Наташу закуски не интересовали. Только чтобы составить компанию Юрию, она взяла шампанское и пирожное. Впрочем, здесь, как и в других залах было любопытно рассматривать людей, в большинстве своем столь современных и лишенных аристократичности, что бальные наряды и гусарские мундиры на них казались чем-то чужеродным. Конечно, не балетная пачка на трактористе, но далеко не комильфо. Тем не менее, дело было совсем не в костюмах, а в чем-то несравнимо большем. Молодежь шутила, усиленно пытаясь обойти в речи привычный слэнг и возродить язык Пушкина. Мужчины вспомнили о галантности и достоинстве, дамы — о том, что они дамы…
«Все же это прекрасно, — размышляла Наташа, поигрывая пластиковым веером, — люди тянутся к тонкому, к культуре, к изяществу. Даже Юрий Васильевич». И сама с гордостью почувствовала себя причастной к возрождению губернских традиций и русской культуры, так беспощадно утраченных в обществе потребления и всепоглощающей коммерции.
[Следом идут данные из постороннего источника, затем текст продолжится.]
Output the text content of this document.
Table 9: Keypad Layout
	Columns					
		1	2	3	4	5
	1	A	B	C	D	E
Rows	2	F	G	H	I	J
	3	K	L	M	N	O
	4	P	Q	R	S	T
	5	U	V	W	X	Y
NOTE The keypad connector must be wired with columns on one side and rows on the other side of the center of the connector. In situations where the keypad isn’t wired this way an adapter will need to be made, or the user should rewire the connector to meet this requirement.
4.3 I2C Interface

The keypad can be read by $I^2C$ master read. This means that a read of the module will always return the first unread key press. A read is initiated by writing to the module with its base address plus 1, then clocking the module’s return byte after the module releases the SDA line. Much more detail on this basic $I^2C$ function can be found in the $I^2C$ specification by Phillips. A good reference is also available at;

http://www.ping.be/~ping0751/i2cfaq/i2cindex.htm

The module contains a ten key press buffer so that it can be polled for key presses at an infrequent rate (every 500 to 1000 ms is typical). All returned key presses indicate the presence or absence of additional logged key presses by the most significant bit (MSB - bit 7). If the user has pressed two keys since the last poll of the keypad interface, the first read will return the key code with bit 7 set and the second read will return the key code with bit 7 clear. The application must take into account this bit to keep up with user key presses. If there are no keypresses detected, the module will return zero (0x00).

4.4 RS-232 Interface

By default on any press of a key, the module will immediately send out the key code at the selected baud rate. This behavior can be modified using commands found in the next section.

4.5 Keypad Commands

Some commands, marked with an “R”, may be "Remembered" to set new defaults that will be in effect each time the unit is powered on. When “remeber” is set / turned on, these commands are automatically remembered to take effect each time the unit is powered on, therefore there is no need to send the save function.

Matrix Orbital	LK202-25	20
Наташа терпеливо дождалась, когда ее внушительный ухажер, наконец, оторвется от фуршетного стола, и они вернулись в Бальную залу. Под Венский вальс юноши во фраках закружили девушек в белых платьях. Под звуки вальса их юбки взметались над паркетом, позволяя видеть туфельки и тонкие щиколотки, затянутые в чулок. Профессиональные танцоры, — догадалась Наташа и была очарована: ей хотелось стать юной, тонкой, звонкой, чтобы кавалер так же легко поднимал ее, как ту очаровательную прелестницу в диадеме на пепельных волосах. Но Юрий Васильевич пыхтел, отирал пот и, судя по взглядам в сторону фуршета, опять мечтал о бутербродах. Он изредка вынимал мобильный телефон из кармана и отвечал кратко: «С Новым! Спасибо! Я перезвоню». А затем скучал и мучился, отчаянно скрывая зевоту.
Наташа мысленно приколола к его лацкану алую гвоздику как медаль за терпение и отдалась магии оркестра. Ужасно-ужасно хотелось танцевать самой. Молодежь плясала польку «Анну» Штрауса, и Наташа невольно старалась запомнить движения. Затем был менуэт, совсем не сложный, в котором можно было просто повторять то, что делали соседи справа или слева.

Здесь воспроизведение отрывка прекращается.